Aging is one of the greatest risk factors for thrombotic diseases such as deep vein thrombosis, myocardial infarction and stroke. Platelets are central to thrombus formation through their activation and aggregation. Prior studies show age-dependent increases in platelet activation, but the molecular mechanisms remain unknown. Though platelets are anucleate they contain functional mitochondria and an active ubiquitin-proteosome system (UPS). The UPS removes old and damaged proteins to maintain cellular homeostasis. Our preliminary data suggests that platelets isolated from healthy aged (>75 years) human subjects show increased UPS activity and decreased expression of the key mitochondrial fusion protein mitofusin 1 (MFN1) compared to platelets isolated from healthy young subjects (18-35 years). Platelets from aged individuals also exhibited increased mitochondrial oxidant production and platelet activation. Based on these observations, we will test the hypothesis that age-dependent changes in the UPS lead to increased mitochondrial dysfunction resulting in mitochondrial reactive oxygen species (mtROS) production to stimulate platelet activation and subsequent thrombosis.
In Aim 1, we will characterize the UPS in isolated platelets from young and aged healthy human subjects. Concomitant MFN1 levels and platelet activation measurements will be made to determine how these systems are altered by the age-related changes in the UPS. To establish a murine model for molecular mechanism, we will perform identical measurements in young (8-10 week) and aged (>1.5 year) wildtype (WT) mice. These studies will be complemented by an in vitro cell culture system of human derived CD34+ progenitor cells which can be differentiated into platelets and used for mechanistic studies that utilize lentivirus to specifically target the UPS components.
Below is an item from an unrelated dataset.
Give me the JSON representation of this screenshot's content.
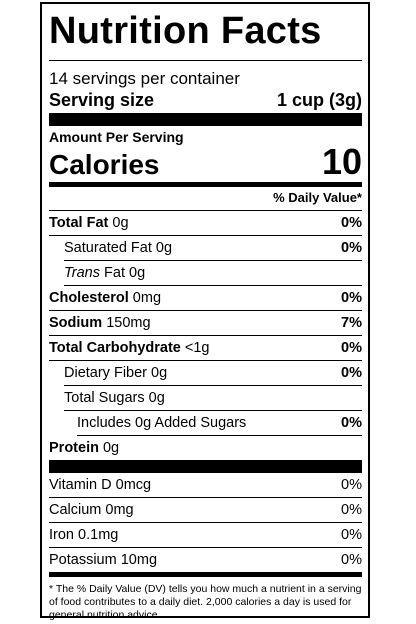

In Aim 2, we generated platelet-specific MFN1 knockout (KO) mice to determine whether decreased MFN1 in platelets results in increased mtROS and susceptibility to thrombosis. We will measure changes in platelet morphology, mtROS production, and mitochondrial bioenergetics in young and aged platelet-specific MFN1 KO mice and compare it to young and aged WT mice. Adenovirus will be used to overexpress MFN1 in old WT and platelet-specific MFN1 KO mice to determine if it rescues the aged phenotype. Additionally, young and aged WT and platelet-specific MFN1 (KO) mice will be subject to laser-induced vascular injury to determine if platelet activation and thrombosis susceptibility increases when MFN1 is absent. Lentivirus knockdown and overexpression of MFN1 in our CD34+ cell culture system will complement these mechanistic studies. Finally, Aim 3 will determine whether the clinically used drugs MitoQ (mtROS scavenger) or Bortezomib (proteasome inhibitor) can attenuate age-dependent platelet activation and thrombosis in WT and platelet-specific MFN1 KO murine models. Successful completion of this project will unveil a novel mechanism by which platelet activation and thrombosis occur during healthy aging and new strategies to repurpose clinically available drugs to mitigate age-related thrombosis.
This study will investigate why the incidence of thrombotic diseases, such as myocardial infarction and stroke, increase as people age. It is known that platelets are central to thrombus formation and have been shown to become dysfunctional with age thus causing increased thrombosis; however, the mechanisms driving this age- related process are not understood. This study will identify how platelet mitochondrial function and protein turnover rate change with age, leading to platelet dysfunction, as well as identify novel drug targets and test potential therapeutics targeting these processes, which could prevent age-dependent platelet dysfunction and thrombosis.